The first phase is supposed to take two years to construct, from 2016 to 2017, and will include:

- A 300-room Hyatt Regency Hotel with three on-site restaurants, a full-service spa and fitness center; 17,000 square-feet of meeting and conference space; multi-level interconnected pools and a lazy river.

- A new marina with 50 slips located in the current salt pond area.

- Utility center.

- New main entrance and refurbished road system.

- A 50,000 square-foot commercial center.

- The construction of 21 vacation club timeshare units and 46 estate lots for homes.

The second phase also is expected to take two years to construct, from 2018 to 2019, with 2020 being the first year of operation for the latter-built facilities. It will include the construction of:

- 200-room conference center hotel.

- 67 marina town houses and cluster housing

- 43 estate lots

- 158 timeshare units

- 40,000 square-feet of marina commercial space

- 50 down island cluster housing units

- 32 golf villas

- 50 golf cluster housing units

- Tennis pavilion

- Guest center

The developers

Transcontinental Realty Investors is the developer for the project, and wants to begin the $487 million "Port of Mandahl" project in 2016, though operations at the resort would not begin until 2018, according Mandahl Bay Holdings President Karl Blaha.

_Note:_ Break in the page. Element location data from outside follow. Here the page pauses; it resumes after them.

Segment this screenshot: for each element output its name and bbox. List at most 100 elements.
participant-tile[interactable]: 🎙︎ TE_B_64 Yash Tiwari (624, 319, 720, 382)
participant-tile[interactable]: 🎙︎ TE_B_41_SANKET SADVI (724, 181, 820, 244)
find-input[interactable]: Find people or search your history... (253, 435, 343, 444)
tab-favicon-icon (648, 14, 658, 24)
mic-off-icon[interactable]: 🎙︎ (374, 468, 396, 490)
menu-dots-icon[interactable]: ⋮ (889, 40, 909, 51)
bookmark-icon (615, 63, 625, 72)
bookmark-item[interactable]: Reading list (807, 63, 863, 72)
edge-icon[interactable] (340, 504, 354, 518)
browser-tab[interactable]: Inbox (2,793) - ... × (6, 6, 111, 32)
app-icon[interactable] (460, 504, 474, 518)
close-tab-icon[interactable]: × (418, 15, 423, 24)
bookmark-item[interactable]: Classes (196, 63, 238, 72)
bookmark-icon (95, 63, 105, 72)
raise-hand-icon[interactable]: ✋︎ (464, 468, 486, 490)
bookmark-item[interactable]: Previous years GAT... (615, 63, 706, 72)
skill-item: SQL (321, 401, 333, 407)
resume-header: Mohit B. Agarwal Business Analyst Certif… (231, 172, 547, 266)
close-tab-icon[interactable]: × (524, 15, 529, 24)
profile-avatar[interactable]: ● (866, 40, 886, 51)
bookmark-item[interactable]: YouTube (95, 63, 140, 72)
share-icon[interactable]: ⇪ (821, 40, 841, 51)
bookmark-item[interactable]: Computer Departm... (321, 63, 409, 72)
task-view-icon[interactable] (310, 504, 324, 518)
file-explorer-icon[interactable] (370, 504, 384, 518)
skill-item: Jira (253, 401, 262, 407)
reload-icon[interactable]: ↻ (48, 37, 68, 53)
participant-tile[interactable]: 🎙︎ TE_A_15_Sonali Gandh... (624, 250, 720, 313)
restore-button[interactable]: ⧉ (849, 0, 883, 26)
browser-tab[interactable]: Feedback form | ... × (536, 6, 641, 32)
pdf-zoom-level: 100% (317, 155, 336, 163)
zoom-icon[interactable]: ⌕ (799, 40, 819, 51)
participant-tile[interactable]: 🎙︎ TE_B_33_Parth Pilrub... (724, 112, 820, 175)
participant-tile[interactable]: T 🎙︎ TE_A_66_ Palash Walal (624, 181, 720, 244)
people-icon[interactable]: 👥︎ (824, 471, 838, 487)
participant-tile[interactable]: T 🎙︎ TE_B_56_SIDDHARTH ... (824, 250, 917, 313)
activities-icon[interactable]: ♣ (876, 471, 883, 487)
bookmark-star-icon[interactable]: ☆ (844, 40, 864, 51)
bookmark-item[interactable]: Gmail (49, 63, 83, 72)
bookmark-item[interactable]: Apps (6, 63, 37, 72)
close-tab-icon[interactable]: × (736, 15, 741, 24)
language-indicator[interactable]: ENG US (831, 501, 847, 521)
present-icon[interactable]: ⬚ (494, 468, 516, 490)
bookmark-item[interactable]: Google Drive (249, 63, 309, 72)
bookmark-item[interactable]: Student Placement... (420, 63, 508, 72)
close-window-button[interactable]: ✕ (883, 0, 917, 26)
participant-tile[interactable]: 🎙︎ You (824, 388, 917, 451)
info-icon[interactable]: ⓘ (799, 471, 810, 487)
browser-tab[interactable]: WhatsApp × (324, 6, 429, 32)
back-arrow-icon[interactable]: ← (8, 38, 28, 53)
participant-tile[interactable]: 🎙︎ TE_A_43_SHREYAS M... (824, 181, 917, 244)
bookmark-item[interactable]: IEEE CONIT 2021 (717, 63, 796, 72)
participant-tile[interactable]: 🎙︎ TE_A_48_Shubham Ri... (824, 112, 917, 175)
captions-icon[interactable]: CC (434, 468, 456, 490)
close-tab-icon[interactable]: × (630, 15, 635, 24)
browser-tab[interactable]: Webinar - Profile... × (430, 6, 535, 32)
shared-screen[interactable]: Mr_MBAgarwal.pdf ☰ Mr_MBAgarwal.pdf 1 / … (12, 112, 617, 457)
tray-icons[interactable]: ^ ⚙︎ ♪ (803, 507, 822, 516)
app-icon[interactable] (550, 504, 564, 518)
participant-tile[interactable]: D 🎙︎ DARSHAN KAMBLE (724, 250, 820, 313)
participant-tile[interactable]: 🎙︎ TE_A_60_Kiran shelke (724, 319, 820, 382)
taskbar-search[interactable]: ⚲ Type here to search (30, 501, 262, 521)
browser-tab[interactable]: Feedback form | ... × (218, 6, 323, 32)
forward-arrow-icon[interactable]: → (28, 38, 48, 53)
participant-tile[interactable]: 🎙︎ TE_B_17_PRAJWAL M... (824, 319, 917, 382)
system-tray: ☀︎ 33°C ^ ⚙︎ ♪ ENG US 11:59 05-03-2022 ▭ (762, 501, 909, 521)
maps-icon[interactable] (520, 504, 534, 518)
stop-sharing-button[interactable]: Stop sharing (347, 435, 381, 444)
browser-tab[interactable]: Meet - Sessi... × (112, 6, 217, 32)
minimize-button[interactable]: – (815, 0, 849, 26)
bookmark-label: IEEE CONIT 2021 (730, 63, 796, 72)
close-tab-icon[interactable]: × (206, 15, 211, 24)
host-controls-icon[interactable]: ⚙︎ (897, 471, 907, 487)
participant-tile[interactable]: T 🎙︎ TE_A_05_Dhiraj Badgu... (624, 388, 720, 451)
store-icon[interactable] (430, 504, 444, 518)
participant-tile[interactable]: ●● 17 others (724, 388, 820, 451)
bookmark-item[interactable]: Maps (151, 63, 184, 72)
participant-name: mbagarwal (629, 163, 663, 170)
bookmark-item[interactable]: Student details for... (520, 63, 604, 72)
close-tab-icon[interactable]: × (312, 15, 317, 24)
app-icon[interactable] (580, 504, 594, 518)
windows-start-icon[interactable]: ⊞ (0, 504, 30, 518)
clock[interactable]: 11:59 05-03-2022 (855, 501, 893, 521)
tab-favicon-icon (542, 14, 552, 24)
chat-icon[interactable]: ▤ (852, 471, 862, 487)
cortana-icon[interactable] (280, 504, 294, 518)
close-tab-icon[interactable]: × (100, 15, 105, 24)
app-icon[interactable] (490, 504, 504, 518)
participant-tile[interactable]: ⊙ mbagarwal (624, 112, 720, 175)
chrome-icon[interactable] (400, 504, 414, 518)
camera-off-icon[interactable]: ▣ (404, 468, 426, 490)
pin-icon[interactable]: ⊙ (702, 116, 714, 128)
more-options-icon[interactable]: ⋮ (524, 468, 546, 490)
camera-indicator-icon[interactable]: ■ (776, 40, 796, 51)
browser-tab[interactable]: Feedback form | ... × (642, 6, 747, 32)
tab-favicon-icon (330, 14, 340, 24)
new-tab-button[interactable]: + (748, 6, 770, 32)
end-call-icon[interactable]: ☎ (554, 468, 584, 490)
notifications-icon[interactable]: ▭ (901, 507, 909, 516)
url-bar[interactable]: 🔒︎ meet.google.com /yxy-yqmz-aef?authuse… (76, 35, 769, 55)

Mandahl Bay Holdings is a wholly-owned subsidiary of Transcontinental Realty Investors, which is a publicly traded corporation listed on the New York Stock Exchange as TCI.

TCI recently purchased the nearby Mahogany Run Golf Course, and plans to market the golf course as part of the amenities for the resort and convention center.

The lease

The lease for Mandahl Bay, which replaces the previous 99-year lease, will require a $12,000 annual payment, or $1,000 per month, from Mandahl Bay Holdings, according to Property and Procurement Commissioner Lynn Millin Maduro.

Mandahl Bay Holdings was formerly overseen by Mark Small, who passed away earlier this year.

While the lease was drawn up by Property and Procurement and signed by the governor, it will require ratification by the V.I. Legislature to be finalized and executed.

No Senate hearings have yet been scheduled to consider the Mandahl lease agreement.


If the lease is ratified by the Senate, the developer will have to go through the federal and local permitting process.

The first major hurdle will be submitting an application to the Coastal Zone Management Division for development of the land and water.

That process involves a public hearing process, decision by the CZM committee, and any CZM permits must also be ratified by the Senate.

Plans for development include a marina, located in the mangrove-ringed salt pond, so the developers will need to secure U.S. Army Corps of Engineers permits as well, plus any other local building permits for the construction.

The history

The first 99-year lease, which this proposed lease would replace, was signed in 1964 by former Gov. Ralph Paiewonsky. That deal was for a developer to build a hotel on the nearby island of Hans Lollick and 150 homes and marina at Mandahl Salt Pond. That project never got off the ground and the lease has traded hands several times in the decades that followed. The Hans Lollick piece was separated from the Mandahl lease and currently is owned by a different developer.

The latest developers, Mandahl Bay Holdings, applied for land and water CZM applications in 2009 that were met with strong opposition from the community.

More than 400 people attended a public CZM hearing on the two permit applications for the project in March 2009.

The CZM committee denied the permits, but the developers appealed the decision to the Board of Land Use Appeals where it has languished without action ever since.

The developers of the revamped project, "Port of Mandahl," say that appeal will be withdrawn and the project will submit brand new CZM applications if the lease is ratified by the Senate.